The digital world, where end users are as technologically empowered (sometimes more) as people within organisations, is different. These end users – which is all of us as private citizens regardless of professional identity – are driving the change. We are demanding new ways of interacting, and determining to do so through the medium of conversations conducted on a global scale.  However, regardless of the technologies employed we are still humans and we behave as humans do.  It is the environment which is different and something we have not experienced before, except perhaps in our dreams.

So, how do we develop new capabilities to live in the digital space?

For a start we go back to first principles on every level.  Basic strategy is still strategy; basic marketing is still marketing and basic HR is still HR.  We need to peel away all of the levels of over-complication and complexity that have evolved as a result of the last fifty years of management education and go back to the basic ideas which drive everything in terms of the fundamental rules of our societies, facilitated by commerce, managed by good governance (according to our values and morals) and enabled by people who behave according to the accepted cultural norms.

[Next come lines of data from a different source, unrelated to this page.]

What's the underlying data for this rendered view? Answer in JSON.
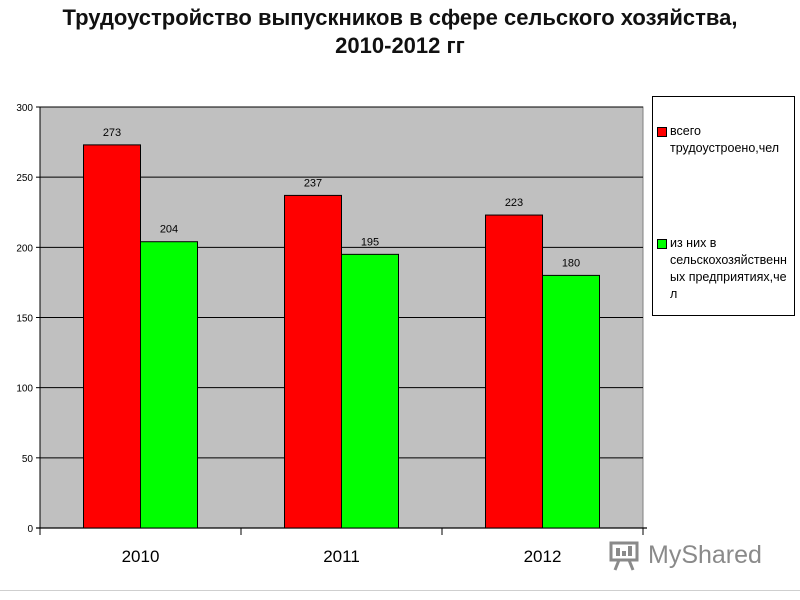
{
  "chart_data": {
    "type": "bar",
    "title_lines": [
      "Трудоустройство выпускников в сфере сельского хозяйства,",
      "2010-2012 гг"
    ],
    "categories": [
      "2010",
      "2011",
      "2012"
    ],
    "series": [
      {
        "name": "всего трудоустроено,чел",
        "color": "#ff0000",
        "values": [
          273,
          237,
          223
        ]
      },
      {
        "name": "из них в сельскохозяйственных предприятиях,чел",
        "color": "#00ff00",
        "values": [
          204,
          195,
          180
        ]
      }
    ],
    "ylim": [
      0,
      300
    ],
    "yticks": [
      0,
      50,
      100,
      150,
      200,
      250,
      300
    ],
    "grid": true,
    "plot_background": "#c0c0c0",
    "legend_position": "right",
    "data_labels": true
  },
  "legend": {
    "items": [
      {
        "lines": [
          "всего",
          "трудоустроено,чел"
        ],
        "color": "#ff0000"
      },
      {
        "lines": [
          "из них в",
          "сельскохозяйственн",
          "ых предприятиях,чел"
        ],
        "color": "#00ff00"
      }
    ]
  },
  "watermark": {
    "text": "MyShared"
  }
}
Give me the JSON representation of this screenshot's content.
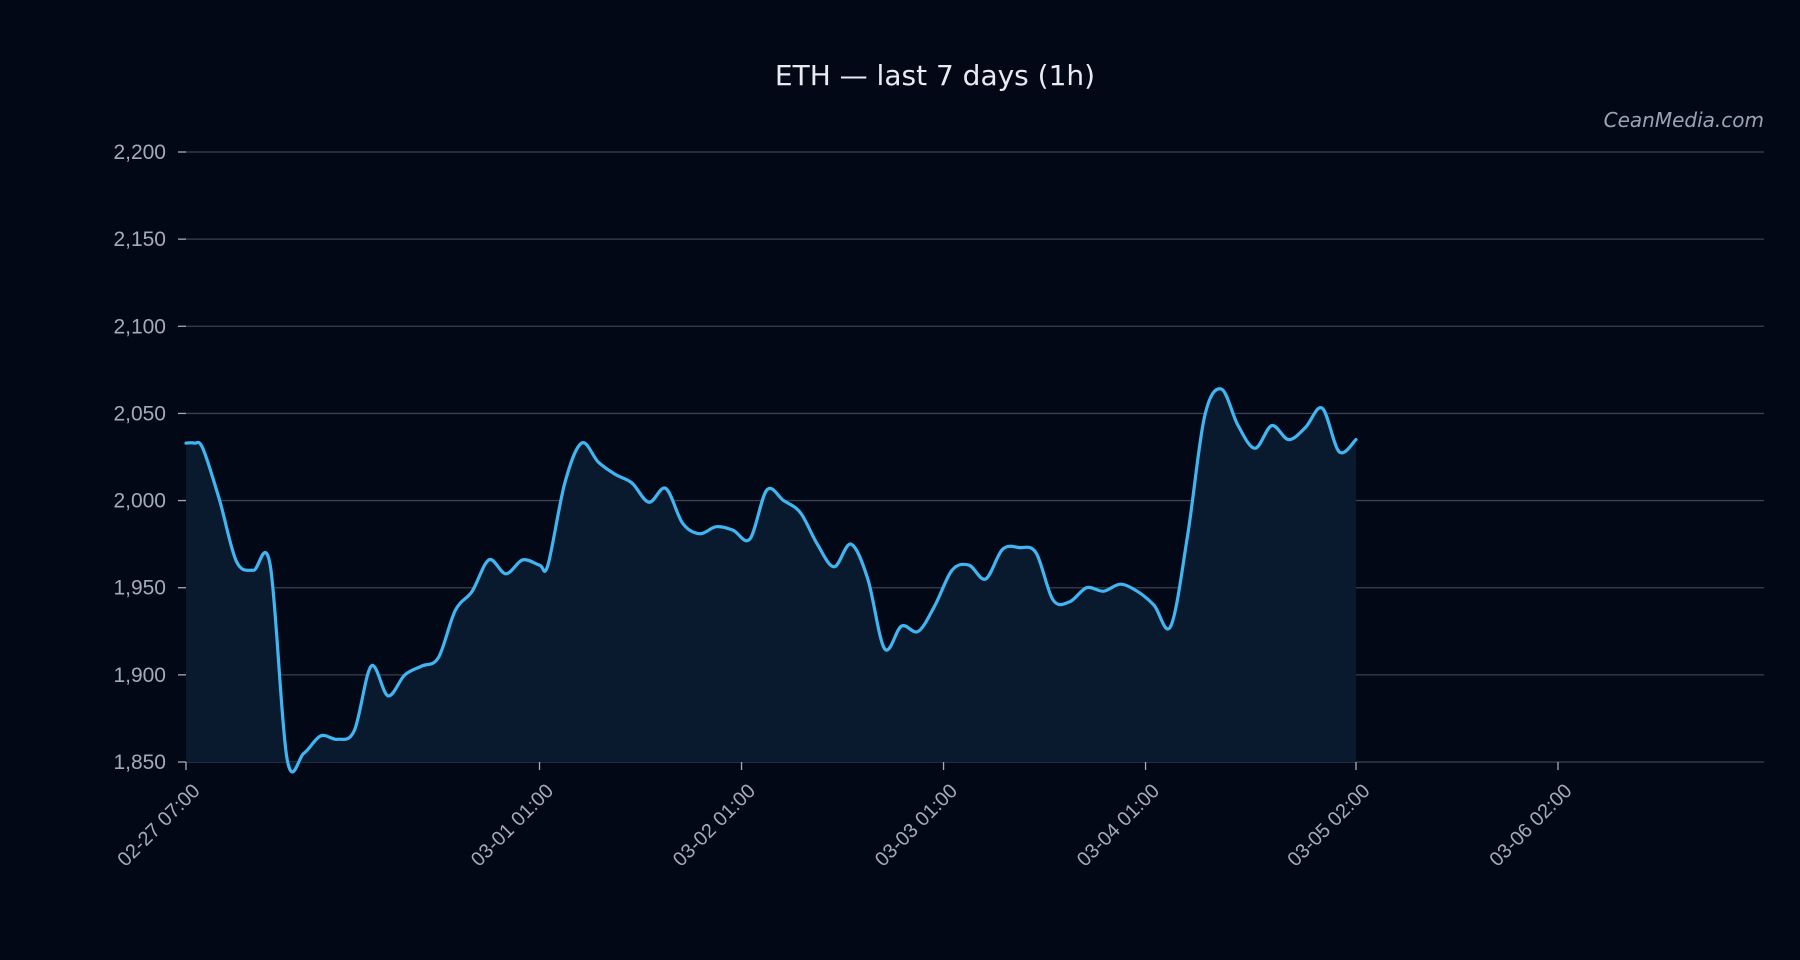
{
  "watermark": "CeanMedia.com",
  "colors": {
    "background": "#030817",
    "line": "#3fb6f2",
    "area": "#0a1a2e",
    "grid": "#3a4150",
    "text": "#a3abb8",
    "title": "#e8ecf2"
  },
  "chart_data": {
    "type": "area",
    "title": "ETH — last 7 days (1h)",
    "xlabel": "",
    "ylabel": "",
    "ylim": [
      1850,
      2200
    ],
    "grid": true,
    "interval": "1h",
    "y_ticks": [
      {
        "value": 1850,
        "label": "1,850"
      },
      {
        "value": 1900,
        "label": "1,900"
      },
      {
        "value": 1950,
        "label": "1,950"
      },
      {
        "value": 2000,
        "label": "2,000"
      },
      {
        "value": 2050,
        "label": "2,050"
      },
      {
        "value": 2100,
        "label": "2,100"
      },
      {
        "value": 2150,
        "label": "2,150"
      },
      {
        "value": 2200,
        "label": "2,200"
      }
    ],
    "x_ticks": [
      {
        "value": "2025-02-27T07:00",
        "label": "02-27 07:00"
      },
      {
        "value": "2025-03-01T01:00",
        "label": "03-01 01:00"
      },
      {
        "value": "2025-03-02T01:00",
        "label": "03-02 01:00"
      },
      {
        "value": "2025-03-03T01:00",
        "label": "03-03 01:00"
      },
      {
        "value": "2025-03-04T01:00",
        "label": "03-04 01:00"
      },
      {
        "value": "2025-03-05T02:00",
        "label": "03-05 02:00"
      },
      {
        "value": "2025-03-06T02:00",
        "label": "03-06 02:00"
      }
    ],
    "xlim": [
      "2025-02-27T07:00",
      "2025-03-06T02:00"
    ],
    "points": [
      [
        "2025-02-27T07:00",
        2033
      ],
      [
        "2025-02-27T08:00",
        2033
      ],
      [
        "2025-02-27T09:00",
        2030
      ],
      [
        "2025-02-27T11:00",
        2000
      ],
      [
        "2025-02-27T13:00",
        1965
      ],
      [
        "2025-02-27T15:00",
        1960
      ],
      [
        "2025-02-27T17:00",
        1963
      ],
      [
        "2025-02-27T19:00",
        1852
      ],
      [
        "2025-02-27T21:00",
        1855
      ],
      [
        "2025-02-27T23:00",
        1865
      ],
      [
        "2025-02-28T01:00",
        1863
      ],
      [
        "2025-02-28T03:00",
        1868
      ],
      [
        "2025-02-28T05:00",
        1905
      ],
      [
        "2025-02-28T07:00",
        1888
      ],
      [
        "2025-02-28T09:00",
        1900
      ],
      [
        "2025-02-28T11:00",
        1905
      ],
      [
        "2025-02-28T13:00",
        1910
      ],
      [
        "2025-02-28T15:00",
        1937
      ],
      [
        "2025-02-28T17:00",
        1948
      ],
      [
        "2025-02-28T19:00",
        1966
      ],
      [
        "2025-02-28T21:00",
        1958
      ],
      [
        "2025-02-28T23:00",
        1966
      ],
      [
        "2025-03-01T01:00",
        1963
      ],
      [
        "2025-03-01T02:00",
        1963
      ],
      [
        "2025-03-01T04:00",
        2010
      ],
      [
        "2025-03-01T06:00",
        2033
      ],
      [
        "2025-03-01T08:00",
        2022
      ],
      [
        "2025-03-01T10:00",
        2015
      ],
      [
        "2025-03-01T12:00",
        2010
      ],
      [
        "2025-03-01T14:00",
        1999
      ],
      [
        "2025-03-01T16:00",
        2007
      ],
      [
        "2025-03-01T18:00",
        1987
      ],
      [
        "2025-03-01T20:00",
        1981
      ],
      [
        "2025-03-01T22:00",
        1985
      ],
      [
        "2025-03-02T00:00",
        1983
      ],
      [
        "2025-03-02T02:00",
        1978
      ],
      [
        "2025-03-02T04:00",
        2006
      ],
      [
        "2025-03-02T06:00",
        2000
      ],
      [
        "2025-03-02T08:00",
        1993
      ],
      [
        "2025-03-02T10:00",
        1975
      ],
      [
        "2025-03-02T12:00",
        1962
      ],
      [
        "2025-03-02T14:00",
        1975
      ],
      [
        "2025-03-02T16:00",
        1955
      ],
      [
        "2025-03-02T18:00",
        1915
      ],
      [
        "2025-03-02T20:00",
        1928
      ],
      [
        "2025-03-02T22:00",
        1925
      ],
      [
        "2025-03-03T00:00",
        1940
      ],
      [
        "2025-03-03T02:00",
        1960
      ],
      [
        "2025-03-03T04:00",
        1963
      ],
      [
        "2025-03-03T06:00",
        1955
      ],
      [
        "2025-03-03T08:00",
        1972
      ],
      [
        "2025-03-03T10:00",
        1973
      ],
      [
        "2025-03-03T12:00",
        1970
      ],
      [
        "2025-03-03T14:00",
        1943
      ],
      [
        "2025-03-03T16:00",
        1942
      ],
      [
        "2025-03-03T18:00",
        1950
      ],
      [
        "2025-03-03T20:00",
        1948
      ],
      [
        "2025-03-03T22:00",
        1952
      ],
      [
        "2025-03-04T00:00",
        1948
      ],
      [
        "2025-03-04T02:00",
        1940
      ],
      [
        "2025-03-04T04:00",
        1928
      ],
      [
        "2025-03-04T06:00",
        1980
      ],
      [
        "2025-03-04T08:00",
        2048
      ],
      [
        "2025-03-04T10:00",
        2064
      ],
      [
        "2025-03-04T12:00",
        2043
      ],
      [
        "2025-03-04T14:00",
        2030
      ],
      [
        "2025-03-04T16:00",
        2043
      ],
      [
        "2025-03-04T18:00",
        2035
      ],
      [
        "2025-03-04T20:00",
        2042
      ],
      [
        "2025-03-04T22:00",
        2053
      ],
      [
        "2025-03-05T00:00",
        2028
      ],
      [
        "2025-03-05T02:00",
        2035
      ]
    ]
  }
}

We need to harness and utilise the basic principles learned through philosophy, anthropology, ethnography, theology, sociology and psychology, and the skills and knowledge contained within these disciplines are now urgently required.

What Zuboff observed as her “smart machine” is now getting smarter by the minute, developing new skills and capabilities that are far beyond those of its creator on one hand, and on the other still inferior.  Smart algorithms help us find unprecedented amounts of information and capture and store mind-boggling amounts of data; they help us lift heavy loads and cope with complex logistical problems and they are redefining everything from surgery to spelling.  But they cannot yet run or swim or cycle in a triathlon.  It is the perfect human machine which excels here.

As we have learnt to master the physical world so we must learn to master the digital world, but ever-mindful of our essential humanity and of the fact that there are some things we do well and other things we don’t, just as with the technologies we create.

After I watched the triathlon I went to hear the third “Living Myths” seminar in which Julian Doogan suggested that recent archaeological discoveries such as Göbekli Tepe might actually prove that instead of complex societies creating complex technologies it may be the other way around, and the technologies may in fact be as much of a cause of the complexity than a result.

If this is true and we are looking to our technologies to simplify our lives then we are looking in the wrong place and we are applying the wrong thinking.  Our technologies should, in theory serve us, but instead we seem to be party to, and witnessing, the opposite.

In order to regain the upper hand we need to more fully understand ourselves and then we can apply that thinking to the technological environment which surrounds us.